‘Lage biggenuitval kent niet één succesfactor’
Feit is dat ze op hun bedrijf heel gestructureerd werken. Het vijfwekensysteem draagt daar aan bij. Maar ook hun SPF-gezondheidsstatus is een belangrijke pijler onder de resultaten. „We hebben vorige jaar met PRRS-uitbraak ondervonden wat een infectie voor een negatief effect heeft op de resultaten.” De 22-jarige Thijs Janssen nam de volle zaal met 150 bezoekers op de Pig Business thema-avond ‘Verlagen van biggensterfte’ mee in hun werkwijze in de stal en gaf uitleg hoe ze al jaar na jaar een lage biggenuitval realiseren.
Herbevolking
Op Ons Boerenerf in Nederweert-Eind vertelt de jonge varkenshouder dat hun bedrijf in Escharen in 2012 volledig is leeg gedraaid en verbouwd. De zeugenstallen zijn nieuw gebouwd en uitgebreid tot 500 zeugen, alleen de stallen met 3.500 vleesvarkens zijn intact gebleven en uitgebreid. De herbevolking is gerealiseerd met SPF-gelten vanaf hun locatie in Frankrijk. Ook stapte de familie over van een driewekensysteem naar een vijfwekensysteem zodat ze 100 zeugen meer kunnen houden.

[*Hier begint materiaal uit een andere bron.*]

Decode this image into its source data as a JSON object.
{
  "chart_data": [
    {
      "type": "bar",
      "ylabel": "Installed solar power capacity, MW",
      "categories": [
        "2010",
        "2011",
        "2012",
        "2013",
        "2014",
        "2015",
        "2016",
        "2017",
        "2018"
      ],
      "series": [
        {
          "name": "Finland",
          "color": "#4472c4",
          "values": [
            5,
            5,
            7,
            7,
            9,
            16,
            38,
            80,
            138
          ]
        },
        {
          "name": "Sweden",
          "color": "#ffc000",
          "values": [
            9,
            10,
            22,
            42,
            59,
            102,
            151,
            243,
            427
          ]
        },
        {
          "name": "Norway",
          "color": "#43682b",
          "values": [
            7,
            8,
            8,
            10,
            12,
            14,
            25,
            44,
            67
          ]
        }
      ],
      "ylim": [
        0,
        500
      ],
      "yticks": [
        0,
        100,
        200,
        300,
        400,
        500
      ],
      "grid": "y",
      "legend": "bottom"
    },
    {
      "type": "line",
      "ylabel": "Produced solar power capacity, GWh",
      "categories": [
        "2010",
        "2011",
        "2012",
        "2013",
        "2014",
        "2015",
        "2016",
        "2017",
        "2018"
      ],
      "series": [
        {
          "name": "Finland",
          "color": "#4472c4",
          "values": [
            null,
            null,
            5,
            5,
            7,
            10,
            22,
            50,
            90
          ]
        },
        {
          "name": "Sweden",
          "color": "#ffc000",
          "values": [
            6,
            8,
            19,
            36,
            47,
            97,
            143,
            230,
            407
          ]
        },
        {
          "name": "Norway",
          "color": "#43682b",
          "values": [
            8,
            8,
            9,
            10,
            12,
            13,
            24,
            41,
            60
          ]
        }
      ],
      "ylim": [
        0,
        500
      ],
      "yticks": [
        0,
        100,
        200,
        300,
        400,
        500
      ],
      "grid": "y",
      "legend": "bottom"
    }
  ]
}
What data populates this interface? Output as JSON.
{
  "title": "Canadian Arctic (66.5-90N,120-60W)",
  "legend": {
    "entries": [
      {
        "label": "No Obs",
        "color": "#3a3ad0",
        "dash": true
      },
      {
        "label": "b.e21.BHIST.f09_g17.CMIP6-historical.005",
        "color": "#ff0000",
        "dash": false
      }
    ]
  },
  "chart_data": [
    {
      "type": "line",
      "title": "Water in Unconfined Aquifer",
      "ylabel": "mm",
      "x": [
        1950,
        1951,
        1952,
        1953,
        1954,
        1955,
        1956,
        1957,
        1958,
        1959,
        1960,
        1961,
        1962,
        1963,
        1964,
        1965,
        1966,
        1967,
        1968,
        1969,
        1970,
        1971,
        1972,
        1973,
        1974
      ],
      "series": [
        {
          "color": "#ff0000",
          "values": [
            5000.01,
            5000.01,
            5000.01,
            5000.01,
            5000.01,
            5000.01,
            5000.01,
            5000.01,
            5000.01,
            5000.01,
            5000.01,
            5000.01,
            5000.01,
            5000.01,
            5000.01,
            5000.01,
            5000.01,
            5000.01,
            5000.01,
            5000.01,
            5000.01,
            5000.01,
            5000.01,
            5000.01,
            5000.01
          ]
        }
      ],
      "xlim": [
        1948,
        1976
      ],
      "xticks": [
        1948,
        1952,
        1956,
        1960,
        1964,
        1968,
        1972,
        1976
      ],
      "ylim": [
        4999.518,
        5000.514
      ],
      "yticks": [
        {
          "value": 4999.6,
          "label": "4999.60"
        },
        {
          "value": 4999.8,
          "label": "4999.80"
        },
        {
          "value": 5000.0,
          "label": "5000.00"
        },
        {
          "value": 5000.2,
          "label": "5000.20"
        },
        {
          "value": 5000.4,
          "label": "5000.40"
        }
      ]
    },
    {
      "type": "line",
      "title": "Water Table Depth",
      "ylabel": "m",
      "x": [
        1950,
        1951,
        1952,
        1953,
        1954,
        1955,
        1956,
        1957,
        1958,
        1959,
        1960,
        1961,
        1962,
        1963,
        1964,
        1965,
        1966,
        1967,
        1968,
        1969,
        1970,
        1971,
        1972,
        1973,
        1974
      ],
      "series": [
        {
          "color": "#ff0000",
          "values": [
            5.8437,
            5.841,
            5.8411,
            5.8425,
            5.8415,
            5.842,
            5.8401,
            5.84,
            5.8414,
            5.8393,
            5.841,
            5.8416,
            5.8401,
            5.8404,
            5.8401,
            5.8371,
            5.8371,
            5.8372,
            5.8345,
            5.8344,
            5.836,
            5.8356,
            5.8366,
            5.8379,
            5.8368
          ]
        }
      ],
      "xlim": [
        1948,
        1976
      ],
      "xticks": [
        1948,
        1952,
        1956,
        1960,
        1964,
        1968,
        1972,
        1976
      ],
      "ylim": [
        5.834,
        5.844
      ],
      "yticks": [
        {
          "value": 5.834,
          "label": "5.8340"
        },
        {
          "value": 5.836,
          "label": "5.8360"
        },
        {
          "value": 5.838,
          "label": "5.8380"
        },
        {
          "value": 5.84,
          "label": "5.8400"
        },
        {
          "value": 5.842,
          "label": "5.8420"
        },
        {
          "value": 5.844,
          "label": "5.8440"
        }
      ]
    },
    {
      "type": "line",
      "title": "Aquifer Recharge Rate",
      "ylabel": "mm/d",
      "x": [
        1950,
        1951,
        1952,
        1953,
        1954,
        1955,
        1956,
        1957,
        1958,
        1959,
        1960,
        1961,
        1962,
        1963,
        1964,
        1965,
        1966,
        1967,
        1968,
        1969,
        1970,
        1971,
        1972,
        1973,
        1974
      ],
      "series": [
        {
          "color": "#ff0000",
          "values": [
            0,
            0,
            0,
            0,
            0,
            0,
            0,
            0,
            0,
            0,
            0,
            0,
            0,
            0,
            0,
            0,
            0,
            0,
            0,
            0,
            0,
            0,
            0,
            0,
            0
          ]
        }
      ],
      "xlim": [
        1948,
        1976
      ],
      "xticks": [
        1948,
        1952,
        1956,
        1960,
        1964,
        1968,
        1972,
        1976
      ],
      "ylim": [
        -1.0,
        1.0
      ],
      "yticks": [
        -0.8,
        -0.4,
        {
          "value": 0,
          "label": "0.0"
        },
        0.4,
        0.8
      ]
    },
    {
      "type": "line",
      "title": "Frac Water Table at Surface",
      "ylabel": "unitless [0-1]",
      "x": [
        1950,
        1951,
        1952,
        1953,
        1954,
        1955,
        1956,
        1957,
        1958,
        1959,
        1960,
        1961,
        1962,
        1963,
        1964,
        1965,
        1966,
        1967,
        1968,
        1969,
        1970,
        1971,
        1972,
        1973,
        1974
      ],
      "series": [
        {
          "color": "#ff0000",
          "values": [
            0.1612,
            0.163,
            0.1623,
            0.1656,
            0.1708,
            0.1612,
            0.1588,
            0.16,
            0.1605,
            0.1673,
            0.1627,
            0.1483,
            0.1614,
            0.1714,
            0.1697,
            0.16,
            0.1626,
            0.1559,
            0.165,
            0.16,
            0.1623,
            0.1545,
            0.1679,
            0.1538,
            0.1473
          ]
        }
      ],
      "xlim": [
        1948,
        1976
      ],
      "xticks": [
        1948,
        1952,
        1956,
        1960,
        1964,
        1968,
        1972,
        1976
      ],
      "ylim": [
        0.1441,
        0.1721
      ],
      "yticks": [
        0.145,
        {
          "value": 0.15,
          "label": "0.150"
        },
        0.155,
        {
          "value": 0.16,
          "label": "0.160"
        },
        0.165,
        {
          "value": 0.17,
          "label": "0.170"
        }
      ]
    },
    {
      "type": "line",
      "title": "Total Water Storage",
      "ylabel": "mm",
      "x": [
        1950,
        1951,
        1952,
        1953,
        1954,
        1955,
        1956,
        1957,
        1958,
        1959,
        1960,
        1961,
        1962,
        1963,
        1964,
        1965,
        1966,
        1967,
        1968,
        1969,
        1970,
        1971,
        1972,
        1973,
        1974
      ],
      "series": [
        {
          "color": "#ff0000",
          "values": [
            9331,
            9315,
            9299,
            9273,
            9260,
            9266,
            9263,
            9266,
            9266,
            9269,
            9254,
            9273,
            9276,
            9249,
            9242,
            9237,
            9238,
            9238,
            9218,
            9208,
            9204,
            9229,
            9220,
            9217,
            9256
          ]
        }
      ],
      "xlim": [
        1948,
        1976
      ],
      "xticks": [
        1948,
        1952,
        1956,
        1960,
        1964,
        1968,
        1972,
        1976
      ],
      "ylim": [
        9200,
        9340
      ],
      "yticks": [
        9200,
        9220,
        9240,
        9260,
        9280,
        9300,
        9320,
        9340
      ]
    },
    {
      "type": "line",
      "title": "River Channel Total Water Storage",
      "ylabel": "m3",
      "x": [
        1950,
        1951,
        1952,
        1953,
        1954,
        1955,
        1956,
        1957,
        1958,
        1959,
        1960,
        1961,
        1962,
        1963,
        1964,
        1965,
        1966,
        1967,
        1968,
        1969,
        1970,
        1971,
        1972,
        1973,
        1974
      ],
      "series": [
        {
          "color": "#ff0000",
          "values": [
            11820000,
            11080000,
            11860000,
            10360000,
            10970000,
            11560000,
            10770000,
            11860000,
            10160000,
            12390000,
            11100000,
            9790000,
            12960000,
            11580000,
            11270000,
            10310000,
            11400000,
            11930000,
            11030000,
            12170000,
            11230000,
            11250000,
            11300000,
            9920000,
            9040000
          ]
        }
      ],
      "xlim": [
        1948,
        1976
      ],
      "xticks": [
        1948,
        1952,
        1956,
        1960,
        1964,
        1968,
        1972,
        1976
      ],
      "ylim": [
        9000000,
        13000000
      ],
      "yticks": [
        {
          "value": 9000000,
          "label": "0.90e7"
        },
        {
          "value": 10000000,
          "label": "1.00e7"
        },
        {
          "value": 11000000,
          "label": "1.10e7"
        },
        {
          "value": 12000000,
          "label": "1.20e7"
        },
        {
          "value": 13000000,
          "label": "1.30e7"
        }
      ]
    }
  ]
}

Thijs werkt samen met zijn broertje Daan en zijn ouders Toon en Gonnie op hun familiebedrijf Tojapigs. Het bedrijf heeft drie locaties. Een gesloten bedrijf met 500 zeugen in het Brabantse Escharen en twee fokkerijbedrijven in het noorden van Frankrijk. Op de voormalige Dalland-bedrijven fokken ze SPF-zeugenlijn en eindberen voor Topigs Norsvin. Toon reist wekelijks op en neer om de Franse bedrijven te runnen samen met tien andere medewerkers. In het Brabantse Escharen zijn Gonnie en Thijs verantwoordelijk voor het dagelijkse werk in de stallen.
Fluitje in kraamstal
Volgens Thijs doen ze er alles aan om zoveel mogelijk rust te creëren in het kraamhok. „Biggen behandelen we op de gang en er wordt zo min mogelijk geluid gemaakt in de afdelingen. Ook maken we geen geluid in de afdeling om de biggen te controleren en bij het oppakken van de big pakken we deze altijd bij de achterpoten om het schreeuwen te gaan.”
Andere praktische handelingen om de rust te bewaren, is het gebruik van een fluitje in de kraamstal vlak voordat ze de zeugen voeren. „Het fluitje moet een herkenning zijn voor zeugen wanneer ze voer krijgen.”
120 zeugen
Elke vijf weken werpen er 120 zeugen op het bedrijf in Escharen. Gonnie en Thijs en twee andere medewerkers zijn dan de hele dag druk om alle biggen de zorg te geven die nodig is. „Dit is telkens een hele drukke, maar belangrijke periode voor ons. We zijn dan veel in de kraamstal aanwezig, maar geen 24 uur”, zegt Thijs.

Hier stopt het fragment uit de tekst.